A549 cells were obtained from National Centre for Cell Sciences, Pune, and cultured in DMEM with 10% FCS and antibiotics at 37°C in 5% CO₂/air. To get CM, 1 × 10⁶ A549 cells were grown in complete medium. After 48 h of incubation, media were harvested referred as CM. Media alone without cells were incubated under the same conditions served as control termed as plain medium (PM) . A549 cells grown in PM/CM subjected to immunofluorescence staining for E-cadherin, vimentin and actin. Motility scratch assay and matrigel invasion assay were performed to study the invasiveness of A549 cells in PM/CM. In some cases, cells were pretreated with inhibitors against MAPKs. To pinpoint the soluble factor(s) in CM responsible for initiating the invasiveness in A549 cells, CM was pretreated with neutralizing antibodies against IL-8, VEGF and IL-1β.

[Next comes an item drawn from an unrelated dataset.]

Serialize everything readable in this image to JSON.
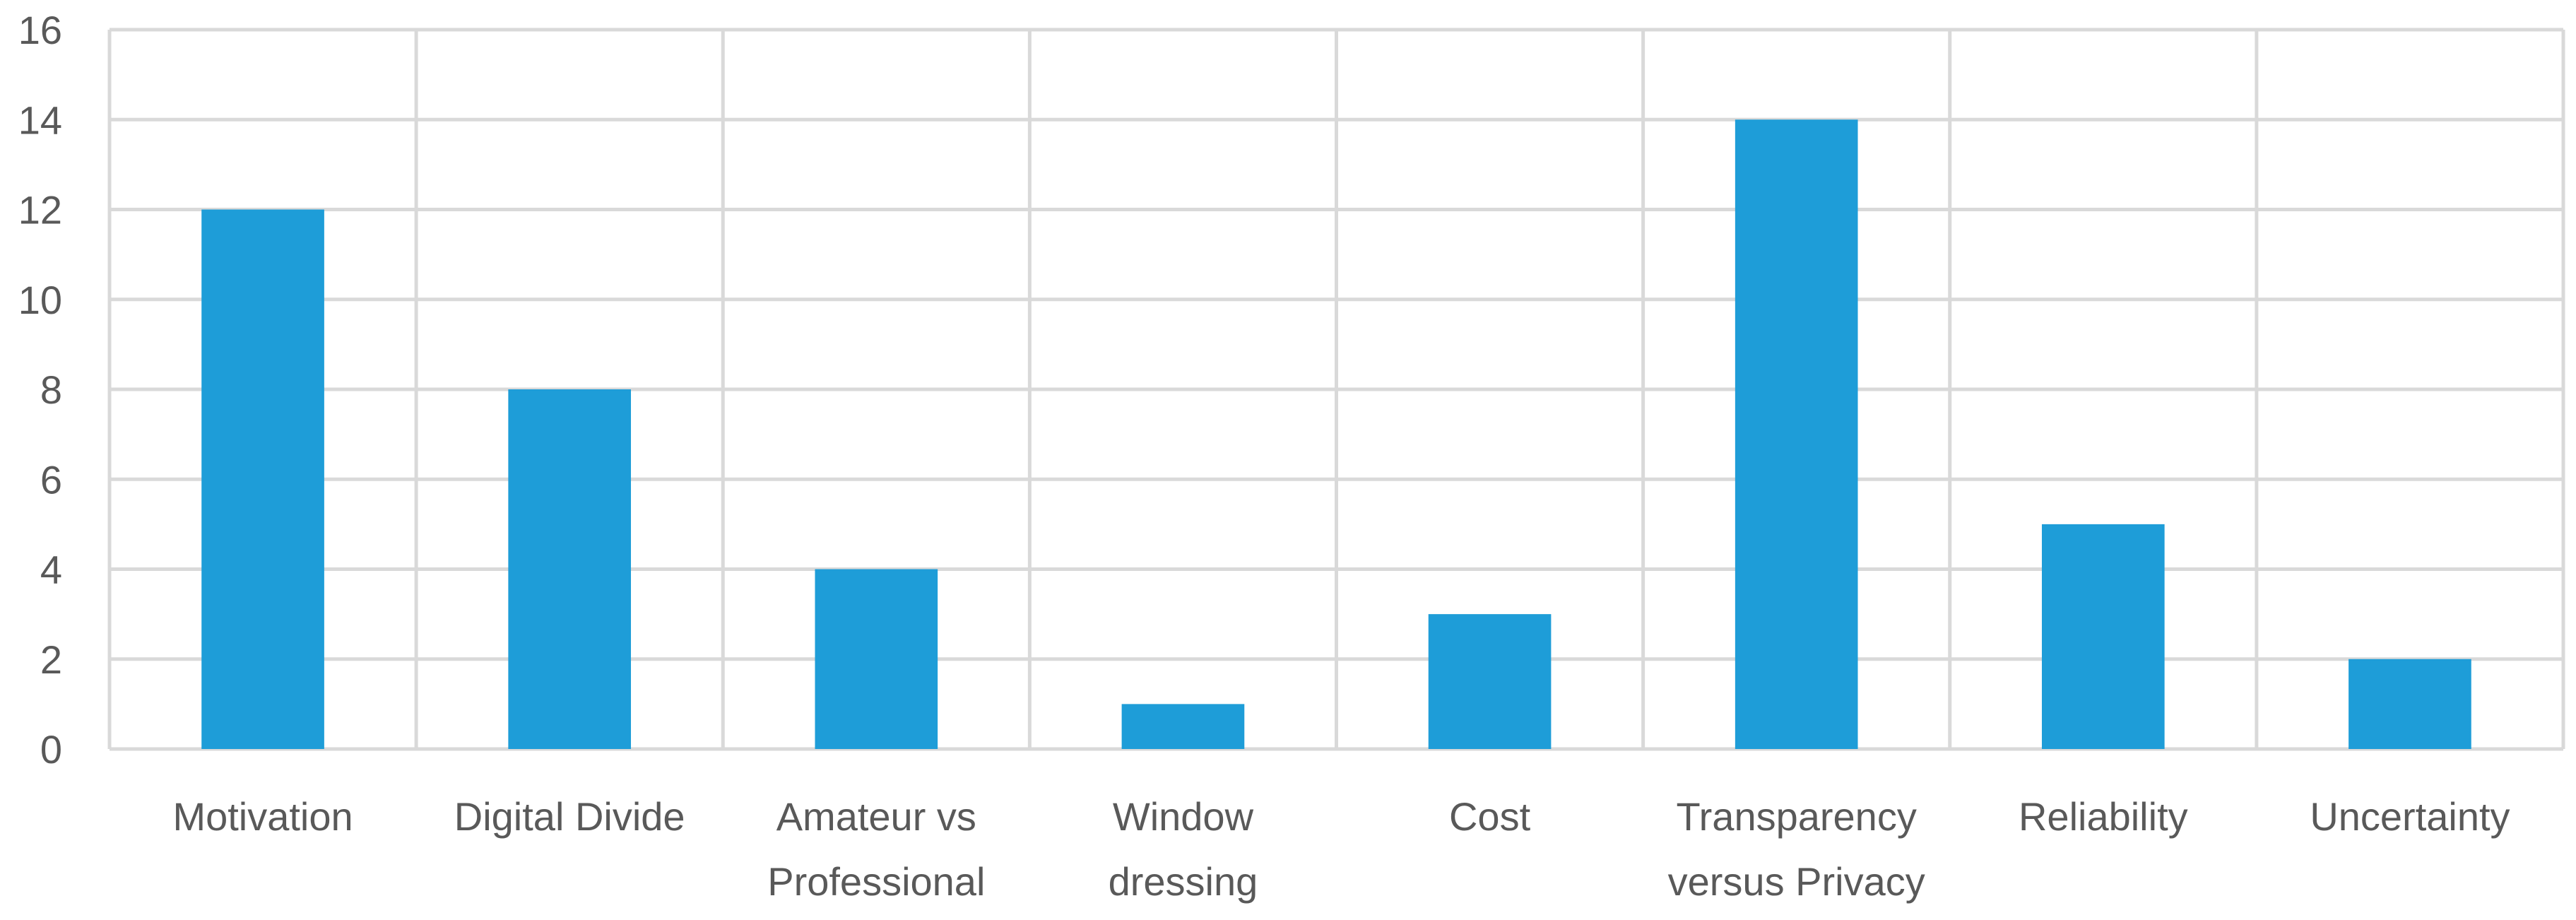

We found that CM induced a series of changes associated with EMT in A549 cells such as change in shape from cuboidal to elongated spindle shape, decrease in E-cadherin, increase in vimentin and enhanced actin polymerization with decreased cell–cell contact. CM also promoted motility, invasion and anchorage-independent growth in A549 cells. Neutralizing IL-8, IL-1β and VEGF in CM significantly inhibited motility and invasion. Moreover, JNK and p38 activated by CM in A549 cells played important role in invasiveness. In downstream signalling, CM activated ATF-2 by phosphorylating it at Thr69 and 71. Knockdown of ATF-2 using siRNA abrogated the CM-enhanced motility and invasion. It has been reported that EMT not only accelerates cancer metastasis but may also result in resistance against therapeutic agents [ , ]. We therefore investigated the effect of CM on radioresistance of A549 cells. Our results showed that A549 cells grown in CM followed by gamma irradiation exhibited higher clonogenic survival and lower DNA damage measured in terms of gamma-H2AX foci. Interestingly, these CM-treated A549 cells in response to radiation showed phosphorylation of ATF-2 at Ser 490/498 (not at Thr69/71), which was co-localized with gamma-H2AX foci. These studies suggest the dual role of ATF-2, i.e. as EMT potentiating transcription factor and DNA damage response protein in lung cancer cells stimulated with soluble factors, which can be exploited as potential therapeutic target for cancer radiotherapy.